Non deve poi implicare un rimborso superiore a cinquemila euro nello stesso anno solare (e con lo stesso committente). Il lavoro occasionale ha, quindi, due impegni:
• di natura temporale • di natura economico
L’impiegato può essere destinato a qualsiasi mansione (da sottolineare che non gli è richiesta né l'iscrizione ad albi né l'apertura di una partita IVA). Il compenso del lavoratore è adattato con ritenuta d'acconto pari al 20%.
Se il reddito annuo è superiore ai cinquemila euro subentra l'obbligo di iscrizione nella gestione separata dei collaboratori. Occorre distinguere se la prestazione è effettuata onorando la coordinazione con il committente oppure è prestata senza alcun coordinamento.
Si rientra nelle collaborazioni minime se la prestazione ha le caratteristiche di coordinamento ed è di durata non superiore ai trenta giorni nell’arco di un anno solare con lo stesso committente (e non venga superato il compenso di cinquemila euro.
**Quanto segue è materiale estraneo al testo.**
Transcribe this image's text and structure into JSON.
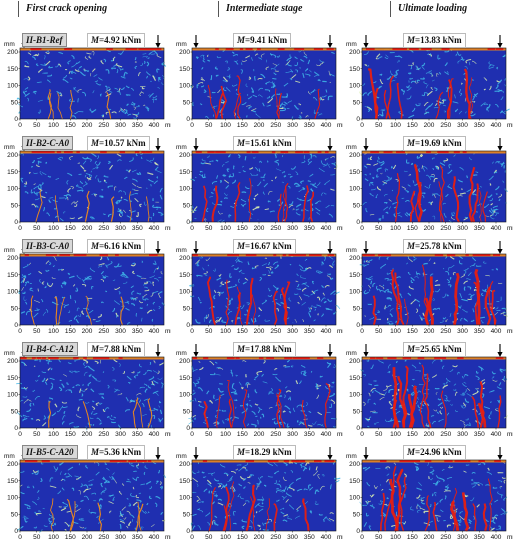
{
  "columns": [
    "First crack opening",
    "Intermediate stage",
    "Ultimate loading"
  ],
  "axis": {
    "unit": "mm",
    "y_ticks": [
      "0",
      "50",
      "100",
      "150",
      "200"
    ],
    "x_ticks": [
      "0",
      "50",
      "100",
      "150",
      "200",
      "250",
      "300",
      "350",
      "400"
    ]
  },
  "specimens": [
    {
      "label": "II-B1-Ref",
      "moments": [
        "4.92 kNm",
        "9.41 kNm",
        "13.83 kNm"
      ],
      "crack_level": [
        0.15,
        0.45,
        0.65
      ]
    },
    {
      "label": "II-B2-C-A0",
      "moments": [
        "10.57 kNm",
        "15.61 kNm",
        "19.69 kNm"
      ],
      "crack_level": [
        0.2,
        0.5,
        0.8
      ]
    },
    {
      "label": "II-B3-C-A0",
      "moments": [
        "6.16 kNm",
        "16.67 kNm",
        "25.78 kNm"
      ],
      "crack_level": [
        0.15,
        0.55,
        0.95
      ]
    },
    {
      "label": "II-B4-C-A12",
      "moments": [
        "7.88 kNm",
        "17.88 kNm",
        "25.65 kNm"
      ],
      "crack_level": [
        0.15,
        0.55,
        0.95
      ]
    },
    {
      "label": "II-B5-C-A20",
      "moments": [
        "5.36 kNm",
        "18.29 kNm",
        "24.96 kNm"
      ],
      "crack_level": [
        0.2,
        0.6,
        0.95
      ]
    }
  ],
  "colors": {
    "background": "#1f2fb0",
    "mid": "#3fb7e8",
    "light": "#d9f0b0",
    "crack": "#e81f10",
    "edge": "#f08a1a"
  },
  "icons": {
    "load": "arrow-down-icon"
  }
}
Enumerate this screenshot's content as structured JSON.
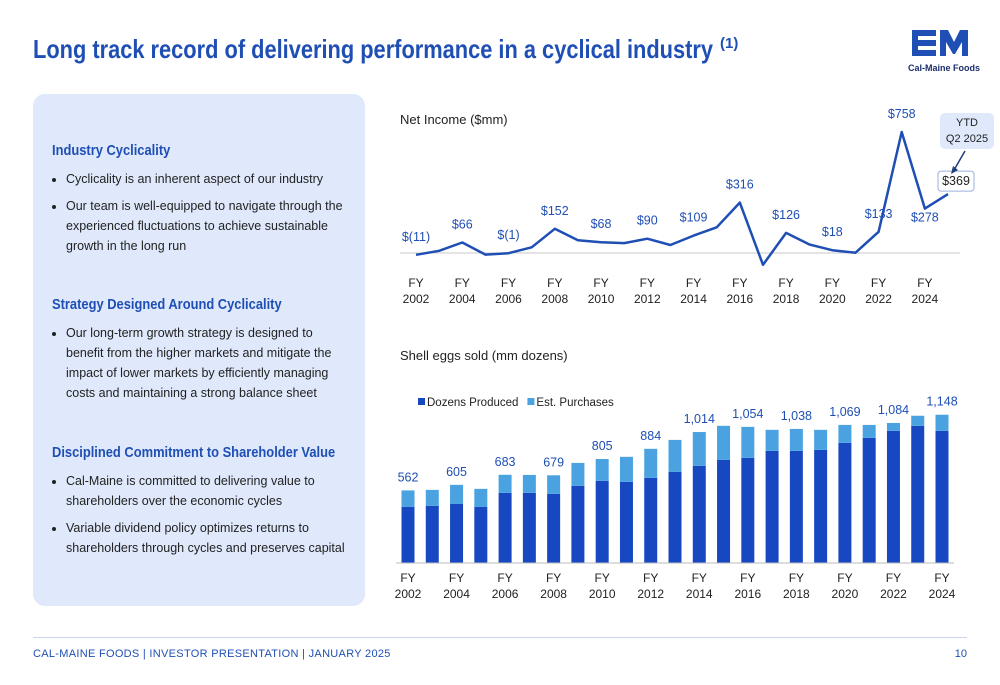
{
  "header": {
    "title": "Long track record of delivering performance in a cyclical industry",
    "footnote_marker": "(1)",
    "logo_name": "Cal-Maine Foods"
  },
  "sidebar": {
    "sections": [
      {
        "heading": "Industry Cyclicality",
        "bullets": [
          "Cyclicality is an inherent aspect of our industry",
          "Our team is well-equipped to navigate through the experienced fluctuations to achieve sustainable growth in the long run"
        ]
      },
      {
        "heading": "Strategy Designed Around Cyclicality",
        "bullets": [
          "Our long-term growth strategy is designed to benefit from the higher markets and mitigate the impact of lower markets by efficiently managing costs and maintaining a strong balance sheet"
        ]
      },
      {
        "heading": "Disciplined Commitment to Shareholder Value",
        "bullets": [
          "Cal-Maine is committed to delivering value to shareholders over the economic cycles",
          "Variable dividend policy optimizes returns to shareholders through cycles and preserves capital"
        ]
      }
    ]
  },
  "chart_data": [
    {
      "type": "line",
      "title": "Net Income ($mm)",
      "color": "#1f4fb4",
      "categories": [
        "FY 2002",
        null,
        "FY 2004",
        null,
        "FY 2006",
        null,
        "FY 2008",
        null,
        "FY 2010",
        null,
        "FY 2012",
        null,
        "FY 2014",
        null,
        "FY 2016",
        null,
        "FY 2018",
        null,
        "FY 2020",
        null,
        "FY 2022",
        null,
        "FY 2024",
        null
      ],
      "values": [
        -11,
        14,
        66,
        -10,
        -1,
        36,
        152,
        80,
        68,
        62,
        90,
        50,
        109,
        161,
        316,
        -74,
        126,
        54,
        18,
        2,
        133,
        758,
        278,
        369
      ],
      "value_labels": [
        "$(11)",
        null,
        "$66",
        null,
        "$(1)",
        null,
        "$152",
        null,
        "$68",
        null,
        "$90",
        null,
        "$109",
        null,
        "$316",
        null,
        "$126",
        null,
        "$18",
        null,
        "$133",
        "$758",
        "$278",
        "$369"
      ],
      "annotation": "YTD Q2 2025",
      "ylim": [
        -90,
        780
      ]
    },
    {
      "type": "bar",
      "title": "Shell eggs sold (mm dozens)",
      "stacked": true,
      "legend": "top-left",
      "categories": [
        "FY 2002",
        null,
        "FY 2004",
        null,
        "FY 2006",
        null,
        "FY 2008",
        null,
        "FY 2010",
        null,
        "FY 2012",
        null,
        "FY 2014",
        null,
        "FY 2016",
        null,
        "FY 2018",
        null,
        "FY 2020",
        null,
        "FY 2022",
        null,
        "FY 2024"
      ],
      "series": [
        {
          "name": "Dozens Produced",
          "color": "#1748c2",
          "values": [
            434,
            442,
            457,
            434,
            543,
            543,
            535,
            597,
            636,
            628,
            659,
            705,
            752,
            798,
            814,
            868,
            868,
            876,
            930,
            969,
            1023,
            1062,
            1023
          ]
        },
        {
          "name": "Est. Purchases",
          "color": "#4aa3e0",
          "values": [
            128,
            124,
            148,
            140,
            140,
            139,
            144,
            178,
            169,
            194,
            225,
            248,
            262,
            264,
            240,
            163,
            170,
            155,
            139,
            100,
            61,
            78,
            125
          ]
        }
      ],
      "totals": [
        562,
        null,
        605,
        null,
        683,
        null,
        679,
        null,
        805,
        null,
        884,
        null,
        1014,
        null,
        1054,
        null,
        1038,
        null,
        1069,
        null,
        1084,
        null,
        1148
      ],
      "total_labels": [
        "562",
        null,
        "605",
        null,
        "683",
        null,
        "679",
        null,
        "805",
        null,
        "884",
        null,
        "1,014",
        null,
        "1,054",
        null,
        "1,038",
        null,
        "1,069",
        null,
        "1,084",
        null,
        "1,148"
      ],
      "ylim": [
        0,
        1200
      ]
    }
  ],
  "footer": {
    "text": "CAL-MAINE FOODS | INVESTOR PRESENTATION | JANUARY 2025",
    "page": "10"
  }
}
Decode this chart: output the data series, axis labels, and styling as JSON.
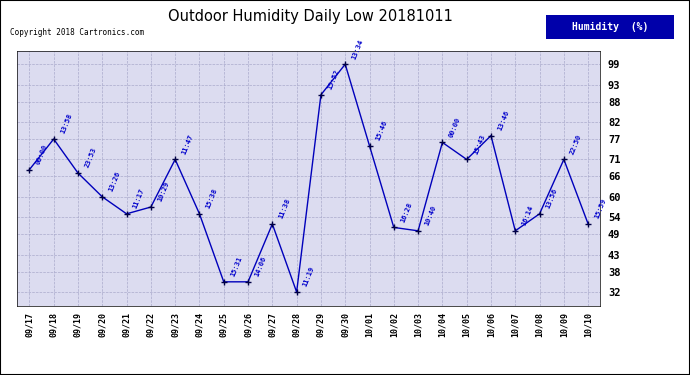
{
  "title": "Outdoor Humidity Daily Low 20181011",
  "copyright": "Copyright 2018 Cartronics.com",
  "legend_label": "Humidity  (%)",
  "x_labels": [
    "09/17",
    "09/18",
    "09/19",
    "09/20",
    "09/21",
    "09/22",
    "09/23",
    "09/24",
    "09/25",
    "09/26",
    "09/27",
    "09/28",
    "09/29",
    "09/30",
    "10/01",
    "10/02",
    "10/03",
    "10/04",
    "10/05",
    "10/06",
    "10/07",
    "10/08",
    "10/09",
    "10/10"
  ],
  "y_values": [
    68,
    77,
    67,
    60,
    55,
    57,
    71,
    55,
    35,
    35,
    52,
    32,
    90,
    99,
    75,
    51,
    50,
    76,
    71,
    78,
    50,
    55,
    71,
    52
  ],
  "time_labels": [
    "00:00",
    "13:58",
    "23:53",
    "13:26",
    "11:17",
    "10:29",
    "11:47",
    "15:38",
    "15:31",
    "14:06",
    "11:38",
    "11:19",
    "15:52",
    "13:34",
    "15:46",
    "16:28",
    "10:40",
    "00:00",
    "15:43",
    "13:46",
    "16:14",
    "13:56",
    "22:50",
    "15:59"
  ],
  "yticks": [
    32,
    38,
    43,
    49,
    54,
    60,
    66,
    71,
    77,
    82,
    88,
    93,
    99
  ],
  "ymin": 28,
  "ymax": 103,
  "line_color": "#0000bb",
  "marker_color": "#000044",
  "bg_color": "#dcdcf0",
  "grid_color": "#aaaacc",
  "text_color": "#0000cc",
  "title_color": "#000000",
  "legend_bg": "#0000aa",
  "legend_text": "#ffffff",
  "copyright_color": "#000000",
  "outer_bg": "#ffffff",
  "border_color": "#000000"
}
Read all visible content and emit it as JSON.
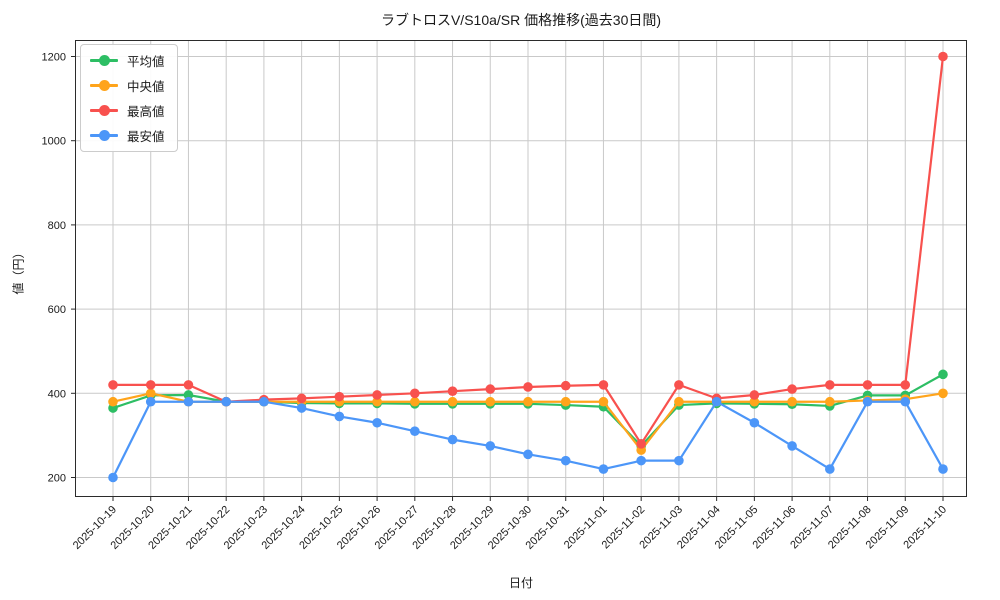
{
  "chart_data": {
    "type": "line",
    "title": "ラブトロスV/S10a/SR 価格推移(過去30日間)",
    "xlabel": "日付",
    "ylabel": "値（円）",
    "grid": true,
    "legend_position": "upper-left",
    "marker": "circle",
    "ylim": [
      150,
      1250
    ],
    "yticks": [
      "200",
      "400",
      "600",
      "800",
      "1000",
      "1200"
    ],
    "ytick_values": [
      200,
      400,
      600,
      800,
      1000,
      1200
    ],
    "x": [
      "2025-10-19",
      "2025-10-20",
      "2025-10-21",
      "2025-10-22",
      "2025-10-23",
      "2025-10-24",
      "2025-10-25",
      "2025-10-26",
      "2025-10-27",
      "2025-10-28",
      "2025-10-29",
      "2025-10-30",
      "2025-10-31",
      "2025-11-01",
      "2025-11-02",
      "2025-11-03",
      "2025-11-04",
      "2025-11-05",
      "2025-11-06",
      "2025-11-07",
      "2025-11-08",
      "2025-11-09",
      "2025-11-10"
    ],
    "series": [
      {
        "name": "平均値",
        "color": "#2dbe64",
        "values": [
          365,
          395,
          396,
          380,
          380,
          377,
          376,
          376,
          375,
          375,
          375,
          375,
          372,
          368,
          275,
          372,
          376,
          375,
          374,
          370,
          395,
          395,
          445
        ]
      },
      {
        "name": "中央値",
        "color": "#ffa41b",
        "values": [
          380,
          400,
          380,
          380,
          380,
          380,
          380,
          380,
          380,
          380,
          380,
          380,
          380,
          380,
          265,
          380,
          380,
          380,
          380,
          380,
          383,
          386,
          400
        ]
      },
      {
        "name": "最高値",
        "color": "#f8514e",
        "values": [
          420,
          420,
          420,
          380,
          385,
          388,
          392,
          396,
          400,
          405,
          410,
          415,
          418,
          420,
          280,
          420,
          388,
          396,
          410,
          420,
          420,
          420,
          1200
        ]
      },
      {
        "name": "最安値",
        "color": "#4c96f8",
        "values": [
          200,
          380,
          380,
          380,
          380,
          365,
          345,
          330,
          310,
          290,
          275,
          255,
          240,
          220,
          240,
          240,
          380,
          330,
          275,
          220,
          380,
          380,
          220
        ]
      }
    ],
    "colors": {
      "grid": "#c9c9c9",
      "spine": "#2b2b2b",
      "text": "#1a1a1a"
    }
  }
}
In caso di superamento di uno di tali limiti il contratto rientra tra quelli a progetto.
Alcune categorie di lavoratori possono comunicare ai Servizi per l’impiego la loro disponibilità ad effettuare lavoro accessorio. Il prestatore di lavoro accessorio avrà diritto a ricevere il compenso per la propria prestazione presso uno o più enti o concessionari accreditati pari a 5.80 euro per ogni buono consegnato.